The Texas Monthly story is titled, “The Juror Who Found Herself Guilty.” Its tone is celebratory: a juror who made an unethical decision (though the writer attempts to mitigate it in many ways throughout his article) courageously decided to undo the wrong, and succeeded. Far from being impressed with the alleged ethics hero, Estella Ybarra, I found the story infuriating, and its conclusion that Ybarra should be admired untenable.

The story is in the familiar, long-form format familiar to readers of the New Yorker, Esquire, Vanity Fair and The Atlantic. We are given more details about the lives of all the participants in a drama than we need as well as thick context about every facet of the tale. It can be summarized easily, however, and relatively quickly.

In 1990, when Ybarra was 48 years old, she served on a jury charged with determining the guilt of a Mexican-American man accused of rape. She was the hold-out juror, Henry Fonda in “Twelve Angry Men”; everyone else was certain Carlos Jaile (above) had raped an eight-year-old girl. Ybarra was not: she felt the evidence was thin. There was no physical evidence, the defendant had an alibi, and the main proof of his guilt offered was a child’s eyewitness identification after the fact.
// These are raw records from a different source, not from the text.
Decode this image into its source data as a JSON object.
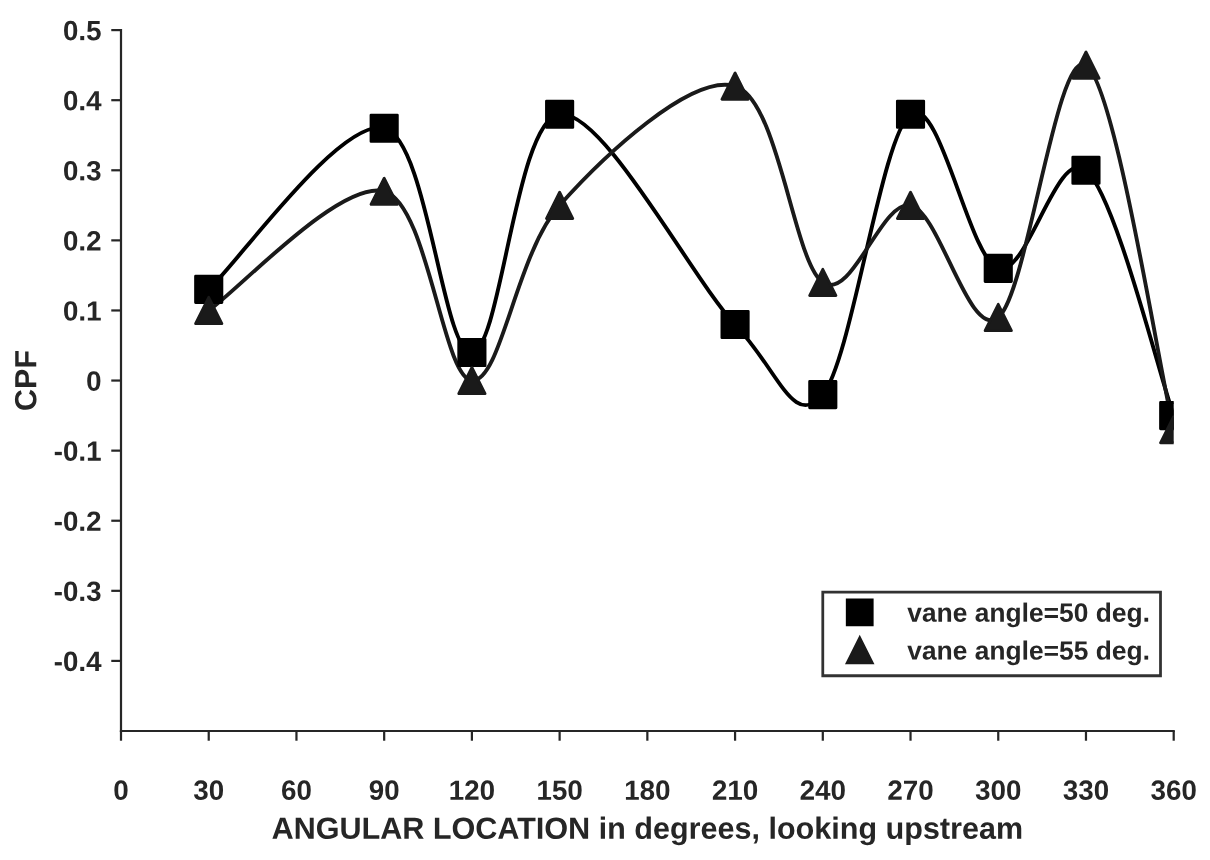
{
  "chart_data": {
    "type": "line",
    "xlabel": "ANGULAR LOCATION in degrees, looking upstream",
    "ylabel": "CPF",
    "x": [
      30,
      90,
      120,
      150,
      210,
      240,
      270,
      300,
      330,
      360
    ],
    "series": [
      {
        "name": "vane angle=50 deg.",
        "color": "#000000",
        "marker": "square",
        "values": [
          0.13,
          0.36,
          0.04,
          0.38,
          0.08,
          -0.02,
          0.38,
          0.16,
          0.3,
          -0.05
        ]
      },
      {
        "name": "vane angle=55 deg.",
        "color": "#1a1a1a",
        "marker": "triangle",
        "values": [
          0.1,
          0.27,
          0.0,
          0.25,
          0.42,
          0.14,
          0.25,
          0.09,
          0.45,
          -0.07
        ]
      }
    ],
    "xlim": [
      0,
      360
    ],
    "xticks": [
      0,
      30,
      60,
      90,
      120,
      150,
      180,
      210,
      240,
      270,
      300,
      330,
      360
    ],
    "ylim": [
      -0.5,
      0.5
    ],
    "yticks": [
      -0.4,
      -0.3,
      -0.2,
      -0.1,
      0,
      0.1,
      0.2,
      0.3,
      0.4,
      0.5
    ],
    "grid": false,
    "legend": "bottom right",
    "line_style": "solid"
  }
}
But, we are told, Estella was still learning English despite being born in the U.S. (Whose fault is that?) and didn’t understand the justice system very well. (Or that?). As a result, she allowed herself to be bullied into voting ‘guilty’ by the men on the jury, even though she was not at all convinced Carols Jaile was.

She went home after Jaile was convicted and sentenced to life in prison, and wept, we are told. This is supposed to make her seem sympathetic. Later, Estella received a certificate in the mail stating that by serving as a juror and “accepting this difficult and vital responsibility of citizenship in a fair and conscientious manner, you have aided in perpetuating the right of trial by jury, that palladium of civil liberty and the only safe guarantee for the life, liberty and property of the citizen.” Ybarra threw the document into a drawer. She told the writer, Michael Hall, that she thought to herself, “We sent an innocent man away for the rest of his life.”